Sorry if my way of writing is wrong, I'm a data scientist and I have little to none experience in GIS.

I would like to use an open dataset (from http://opendatastore.brussels/fr/ to be precise). It contains mobility data and some locations are encoded in EPSG:31370 (Belgian Lambert 72). I'd like to transform these locations in GPS coordinates (EPSG:4326 if I'm not mistaken).

I'm not sure to understand how you could derive a formula to automatically transform data from EPSG:31370 to EPSG:4326.
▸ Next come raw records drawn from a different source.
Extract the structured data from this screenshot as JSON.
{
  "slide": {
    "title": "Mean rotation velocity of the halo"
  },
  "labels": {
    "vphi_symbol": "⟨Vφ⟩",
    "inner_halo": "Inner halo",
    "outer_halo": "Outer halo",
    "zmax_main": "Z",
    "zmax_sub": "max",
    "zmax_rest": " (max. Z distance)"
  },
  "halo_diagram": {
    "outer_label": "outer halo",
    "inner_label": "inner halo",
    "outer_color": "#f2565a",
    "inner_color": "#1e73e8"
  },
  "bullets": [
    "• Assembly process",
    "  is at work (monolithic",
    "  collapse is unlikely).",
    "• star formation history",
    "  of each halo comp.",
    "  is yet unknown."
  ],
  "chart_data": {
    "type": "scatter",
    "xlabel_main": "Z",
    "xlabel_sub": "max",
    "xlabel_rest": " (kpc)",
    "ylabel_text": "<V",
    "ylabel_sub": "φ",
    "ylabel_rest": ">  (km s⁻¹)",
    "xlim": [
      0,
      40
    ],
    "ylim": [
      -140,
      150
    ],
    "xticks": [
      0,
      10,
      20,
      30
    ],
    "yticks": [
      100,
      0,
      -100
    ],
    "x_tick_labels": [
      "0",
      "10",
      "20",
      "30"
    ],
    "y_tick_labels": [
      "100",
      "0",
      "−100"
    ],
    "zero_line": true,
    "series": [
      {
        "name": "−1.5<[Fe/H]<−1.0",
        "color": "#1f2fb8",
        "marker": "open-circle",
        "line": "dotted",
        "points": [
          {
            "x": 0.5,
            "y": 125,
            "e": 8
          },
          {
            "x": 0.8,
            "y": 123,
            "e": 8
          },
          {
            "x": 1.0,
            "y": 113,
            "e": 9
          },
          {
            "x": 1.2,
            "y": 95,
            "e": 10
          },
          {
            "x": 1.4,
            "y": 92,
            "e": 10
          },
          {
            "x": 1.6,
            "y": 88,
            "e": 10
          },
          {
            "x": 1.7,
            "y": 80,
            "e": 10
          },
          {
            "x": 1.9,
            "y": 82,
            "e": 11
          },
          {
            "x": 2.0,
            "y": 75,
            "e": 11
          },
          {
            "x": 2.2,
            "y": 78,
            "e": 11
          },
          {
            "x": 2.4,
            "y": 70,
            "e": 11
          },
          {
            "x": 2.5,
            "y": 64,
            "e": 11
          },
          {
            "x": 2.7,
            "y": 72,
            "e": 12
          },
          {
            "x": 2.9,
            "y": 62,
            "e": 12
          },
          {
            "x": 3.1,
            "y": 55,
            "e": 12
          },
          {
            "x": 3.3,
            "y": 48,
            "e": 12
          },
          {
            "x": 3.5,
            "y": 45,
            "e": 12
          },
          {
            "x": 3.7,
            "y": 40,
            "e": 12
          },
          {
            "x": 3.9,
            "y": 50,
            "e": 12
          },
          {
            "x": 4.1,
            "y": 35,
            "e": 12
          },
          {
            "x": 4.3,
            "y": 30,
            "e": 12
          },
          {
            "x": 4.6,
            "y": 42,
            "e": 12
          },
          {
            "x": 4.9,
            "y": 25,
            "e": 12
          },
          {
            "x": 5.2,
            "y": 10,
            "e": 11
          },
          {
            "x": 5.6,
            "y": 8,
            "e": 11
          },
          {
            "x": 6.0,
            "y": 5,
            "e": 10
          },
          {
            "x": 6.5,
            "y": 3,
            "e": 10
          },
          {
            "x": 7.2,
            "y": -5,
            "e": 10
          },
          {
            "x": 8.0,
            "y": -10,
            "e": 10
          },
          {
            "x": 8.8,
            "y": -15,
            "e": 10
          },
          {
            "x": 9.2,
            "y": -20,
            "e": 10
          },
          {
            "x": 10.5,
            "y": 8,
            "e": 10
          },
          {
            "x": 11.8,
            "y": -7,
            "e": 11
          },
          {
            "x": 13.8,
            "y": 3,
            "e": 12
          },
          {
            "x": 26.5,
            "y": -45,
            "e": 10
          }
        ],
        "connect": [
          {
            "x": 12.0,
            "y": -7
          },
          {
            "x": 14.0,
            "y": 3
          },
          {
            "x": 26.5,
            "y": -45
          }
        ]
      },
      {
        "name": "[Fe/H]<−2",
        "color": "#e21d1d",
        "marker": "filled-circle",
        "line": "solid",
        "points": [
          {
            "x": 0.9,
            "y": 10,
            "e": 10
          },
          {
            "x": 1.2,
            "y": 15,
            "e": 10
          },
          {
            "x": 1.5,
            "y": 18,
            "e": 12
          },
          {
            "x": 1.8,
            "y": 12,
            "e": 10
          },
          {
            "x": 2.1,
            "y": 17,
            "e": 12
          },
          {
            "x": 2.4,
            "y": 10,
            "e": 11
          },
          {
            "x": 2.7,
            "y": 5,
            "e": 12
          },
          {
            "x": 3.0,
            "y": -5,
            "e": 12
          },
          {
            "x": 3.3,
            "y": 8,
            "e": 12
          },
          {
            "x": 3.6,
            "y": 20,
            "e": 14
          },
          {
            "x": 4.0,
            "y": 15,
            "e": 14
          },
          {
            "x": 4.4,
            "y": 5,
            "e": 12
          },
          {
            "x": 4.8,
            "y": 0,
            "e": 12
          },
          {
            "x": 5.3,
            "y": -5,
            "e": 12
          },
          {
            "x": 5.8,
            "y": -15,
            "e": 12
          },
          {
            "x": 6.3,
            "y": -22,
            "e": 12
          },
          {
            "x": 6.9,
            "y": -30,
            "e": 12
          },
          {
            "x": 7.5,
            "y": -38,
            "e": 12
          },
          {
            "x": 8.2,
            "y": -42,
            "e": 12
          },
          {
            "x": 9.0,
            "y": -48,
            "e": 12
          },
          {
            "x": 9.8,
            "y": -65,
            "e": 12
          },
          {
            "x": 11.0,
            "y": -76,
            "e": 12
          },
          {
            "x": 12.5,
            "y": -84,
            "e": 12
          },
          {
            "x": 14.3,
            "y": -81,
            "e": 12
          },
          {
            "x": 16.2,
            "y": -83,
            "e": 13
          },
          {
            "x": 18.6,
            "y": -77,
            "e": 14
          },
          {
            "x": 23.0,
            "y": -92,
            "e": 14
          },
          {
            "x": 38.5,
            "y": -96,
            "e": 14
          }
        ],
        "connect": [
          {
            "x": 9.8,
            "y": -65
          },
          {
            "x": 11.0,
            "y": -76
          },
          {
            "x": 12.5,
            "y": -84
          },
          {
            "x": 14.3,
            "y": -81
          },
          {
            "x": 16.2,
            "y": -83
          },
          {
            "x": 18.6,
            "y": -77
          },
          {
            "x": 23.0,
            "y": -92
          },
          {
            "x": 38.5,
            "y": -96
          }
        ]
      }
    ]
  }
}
Does it exist Python libraries (or R or any other languages) in order to automate these location transformations? I found an interesting website (https://epsg.io/transform) to do it manually but I have +/- 250.000 transformations to do.

  • 2
    What is the intended output? A shapefile? A gpx-track? An excel-list? – Erik Dec 5 '19 at 16:01
  • An excel list. I already have points in GPS coordinates and I'd like to incorporate all of them in a single list. Maybe at the end, I'd like to print all these points on a map of Belgium. – Dust009 Dec 5 '19 at 16:18
  • You could download QGIS, open the dataset in QGIS, then reproject layer to 4326, then export to csv or xlsx. – jbalk Dec 5 '19 at 18:09
  • I have a Python solution in this answer here: gis.stackexchange.com/a/339783/122597 You will have to change this line: Transformer.from_crs(crs_from=31370, crs_to=4326) – Stefan Dec 5 '19 at 18:34

If I understand your excellent question, the solution is quite simple. 1) Starting with a blank QGIS project, add the Belgian Lambert 72 layer to QGIS. 2) In the Table of Contents, output a new 4326 layer by right-clicking the Belgian Lambert 72 layer and selecting Save As... 3) the resulting window will provide the opportunity to choose the output layer's CRS (in your case 4326). Voila!, the output layer is 4326!